Payments from the Department for Work and Pensions and HMRC will be issued earlier for many UK claimants this April. The shift affects those expecting income on Good Friday or Easter Monday, with funds landing in accounts ahead of schedule.
As Easter approaches, thousands of households receiving benefits will see changes to their payment schedules. The upcoming bank holidays on 18 and 21 April 2025 are prompting government departments to alter the usual disbursement timeline.
This adjustment affects a wide range of support payments, including Universal Credit, State Pension, and Child Benefit, among others. According to official guidance, impacted claimants should receive their money on Thursday 17 April, instead of the public holiday.
Adjusted Payment Schedule Due to April Bank Holidays
Recipients whose payments are typically due on either Good Friday (18 April) or Easter Monday (21 April) will receive them early, on Thursday 17 April 2025. According to the Department for Work and Pensions (DWP) and HM Revenue and Customs (HMRC), this applies to both regular and one-off payments.
The DWP has confirmed that the following benefits may be affected by the rescheduling: Universal Credit, State Pension, Personal Independence Payment (PIP), Carer’s Allowance, Income Support, Employment Support Allowance (ESA), Jobseeker’s Allowance (JSA), Pension Credit, and Attendance Allowance.
Similarly, HMRC payments likely to be issued early include Child Benefit and Guardian’s Allowance. These benefits are often paid on fixed days which, when coinciding with a public holiday, are advanced to the last working day beforehand. Claimants are advised to check their bank accounts on 17 April to confirm receipt of funds.
Payments falling outside the two holiday dates will remain unaffected. According to the Daily Record, if the expected payment date does not coincide with a bank holiday, the payment will be made “as usual”.

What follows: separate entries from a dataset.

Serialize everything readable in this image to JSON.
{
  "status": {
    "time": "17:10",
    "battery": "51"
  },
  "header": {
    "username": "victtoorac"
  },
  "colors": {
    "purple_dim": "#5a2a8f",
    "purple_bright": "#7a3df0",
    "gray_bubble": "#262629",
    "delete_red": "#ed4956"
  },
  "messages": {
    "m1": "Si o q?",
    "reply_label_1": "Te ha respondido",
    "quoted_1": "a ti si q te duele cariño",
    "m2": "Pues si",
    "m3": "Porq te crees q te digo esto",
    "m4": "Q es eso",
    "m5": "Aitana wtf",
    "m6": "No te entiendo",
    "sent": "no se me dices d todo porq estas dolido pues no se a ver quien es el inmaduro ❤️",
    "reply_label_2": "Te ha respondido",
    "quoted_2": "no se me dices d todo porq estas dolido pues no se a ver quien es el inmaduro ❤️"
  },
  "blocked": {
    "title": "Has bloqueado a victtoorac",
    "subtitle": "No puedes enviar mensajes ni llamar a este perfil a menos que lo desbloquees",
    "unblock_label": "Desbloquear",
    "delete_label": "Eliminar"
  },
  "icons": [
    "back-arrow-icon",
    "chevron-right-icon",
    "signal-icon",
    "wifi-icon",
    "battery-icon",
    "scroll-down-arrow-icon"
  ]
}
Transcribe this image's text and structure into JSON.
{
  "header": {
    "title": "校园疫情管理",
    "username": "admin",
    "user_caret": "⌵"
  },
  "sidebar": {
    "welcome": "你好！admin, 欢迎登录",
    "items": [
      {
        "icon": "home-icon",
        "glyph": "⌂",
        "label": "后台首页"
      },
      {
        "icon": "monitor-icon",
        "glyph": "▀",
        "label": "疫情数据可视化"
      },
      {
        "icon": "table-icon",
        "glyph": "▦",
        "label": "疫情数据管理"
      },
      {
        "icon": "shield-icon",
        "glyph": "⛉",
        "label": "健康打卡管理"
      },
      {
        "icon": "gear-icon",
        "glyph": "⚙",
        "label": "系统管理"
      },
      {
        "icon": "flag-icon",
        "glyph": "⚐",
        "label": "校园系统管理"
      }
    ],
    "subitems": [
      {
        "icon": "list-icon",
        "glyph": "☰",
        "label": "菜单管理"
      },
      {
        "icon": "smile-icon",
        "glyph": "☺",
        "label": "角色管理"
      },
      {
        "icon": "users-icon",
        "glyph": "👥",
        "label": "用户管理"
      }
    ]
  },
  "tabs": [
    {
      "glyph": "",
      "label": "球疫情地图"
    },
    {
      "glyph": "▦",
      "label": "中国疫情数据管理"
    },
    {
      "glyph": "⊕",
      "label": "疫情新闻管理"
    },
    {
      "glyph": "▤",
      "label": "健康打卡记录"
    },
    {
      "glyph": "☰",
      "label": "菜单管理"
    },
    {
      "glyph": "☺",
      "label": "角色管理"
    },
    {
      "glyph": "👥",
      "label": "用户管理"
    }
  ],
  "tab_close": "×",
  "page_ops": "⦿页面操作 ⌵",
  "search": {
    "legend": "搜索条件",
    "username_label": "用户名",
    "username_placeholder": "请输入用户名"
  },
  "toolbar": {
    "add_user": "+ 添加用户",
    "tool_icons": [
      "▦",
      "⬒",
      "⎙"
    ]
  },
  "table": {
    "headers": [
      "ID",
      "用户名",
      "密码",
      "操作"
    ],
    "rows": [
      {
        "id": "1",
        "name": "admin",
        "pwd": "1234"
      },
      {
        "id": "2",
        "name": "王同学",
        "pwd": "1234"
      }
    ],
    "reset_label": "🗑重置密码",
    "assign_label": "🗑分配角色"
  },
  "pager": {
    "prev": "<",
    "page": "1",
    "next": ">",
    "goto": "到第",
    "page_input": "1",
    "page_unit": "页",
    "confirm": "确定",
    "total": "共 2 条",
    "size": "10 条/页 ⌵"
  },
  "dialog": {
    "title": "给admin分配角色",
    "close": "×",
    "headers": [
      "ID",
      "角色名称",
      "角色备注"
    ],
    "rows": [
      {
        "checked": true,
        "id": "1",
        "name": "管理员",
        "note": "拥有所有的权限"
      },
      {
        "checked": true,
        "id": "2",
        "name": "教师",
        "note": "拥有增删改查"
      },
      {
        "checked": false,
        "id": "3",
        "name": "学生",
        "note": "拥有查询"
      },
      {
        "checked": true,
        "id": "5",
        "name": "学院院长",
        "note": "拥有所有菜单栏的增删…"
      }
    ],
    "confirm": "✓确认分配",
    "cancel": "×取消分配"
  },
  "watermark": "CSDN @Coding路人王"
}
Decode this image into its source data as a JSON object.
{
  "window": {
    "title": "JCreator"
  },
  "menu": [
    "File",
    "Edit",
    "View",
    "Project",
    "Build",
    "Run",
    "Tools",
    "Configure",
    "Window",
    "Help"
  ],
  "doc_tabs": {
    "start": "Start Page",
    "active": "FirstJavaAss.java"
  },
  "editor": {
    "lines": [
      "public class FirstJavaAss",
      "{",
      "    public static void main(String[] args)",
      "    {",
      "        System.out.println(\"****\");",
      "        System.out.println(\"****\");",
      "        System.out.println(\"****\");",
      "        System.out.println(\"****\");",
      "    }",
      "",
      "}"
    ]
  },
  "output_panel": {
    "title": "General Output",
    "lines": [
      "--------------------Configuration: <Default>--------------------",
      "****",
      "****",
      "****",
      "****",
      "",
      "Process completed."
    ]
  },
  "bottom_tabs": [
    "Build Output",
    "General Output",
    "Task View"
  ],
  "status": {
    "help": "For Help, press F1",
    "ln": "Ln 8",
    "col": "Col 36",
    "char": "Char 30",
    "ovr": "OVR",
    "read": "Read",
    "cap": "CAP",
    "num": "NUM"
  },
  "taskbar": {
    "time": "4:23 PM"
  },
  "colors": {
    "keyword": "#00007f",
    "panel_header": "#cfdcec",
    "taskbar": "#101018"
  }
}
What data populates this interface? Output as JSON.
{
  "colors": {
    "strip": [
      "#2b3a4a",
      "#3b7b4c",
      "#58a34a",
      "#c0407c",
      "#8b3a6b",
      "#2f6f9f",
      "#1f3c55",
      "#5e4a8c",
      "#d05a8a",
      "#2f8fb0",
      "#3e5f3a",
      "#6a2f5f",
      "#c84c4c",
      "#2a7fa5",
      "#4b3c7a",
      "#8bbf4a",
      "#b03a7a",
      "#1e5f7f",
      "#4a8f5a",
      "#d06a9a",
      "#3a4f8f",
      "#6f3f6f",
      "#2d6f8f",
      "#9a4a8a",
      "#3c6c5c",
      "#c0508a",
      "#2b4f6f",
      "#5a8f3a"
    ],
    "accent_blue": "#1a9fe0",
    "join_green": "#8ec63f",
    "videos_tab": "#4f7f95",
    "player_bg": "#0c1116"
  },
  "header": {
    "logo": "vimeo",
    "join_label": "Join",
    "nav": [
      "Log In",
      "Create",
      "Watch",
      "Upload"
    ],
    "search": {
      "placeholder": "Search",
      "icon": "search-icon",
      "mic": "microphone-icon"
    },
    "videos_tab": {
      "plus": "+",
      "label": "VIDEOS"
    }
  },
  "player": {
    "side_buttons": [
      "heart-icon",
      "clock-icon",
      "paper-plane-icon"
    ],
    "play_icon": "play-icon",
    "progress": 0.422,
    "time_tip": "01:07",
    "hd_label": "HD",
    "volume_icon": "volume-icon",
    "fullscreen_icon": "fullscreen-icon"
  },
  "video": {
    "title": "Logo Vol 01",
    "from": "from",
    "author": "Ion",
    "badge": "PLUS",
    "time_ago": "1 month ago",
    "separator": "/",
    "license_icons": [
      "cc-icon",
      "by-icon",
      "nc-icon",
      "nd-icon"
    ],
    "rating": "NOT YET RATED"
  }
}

Routine Disruption Part of Annual Scheduling Protocol
These date changes are part of a regular annual protocol that aligns benefit disbursements with the UK’s public holiday calendar. The Easter adjustment follows the same model applied during previous holidays, including Christmas, New Year, and August Bank Holiday periods.
While no action is required on the part of claimants, both departments encourage recipients to budget accordingly if their payments arrive earlier than expected. The early payment may lead to a longer wait before the next scheduled instalment, depending on each individual’s payment cycle.
This routine shift serves as a reminder for recipients to remain attentive to public holiday impacts on benefit disbursements and to plan their finances in advance.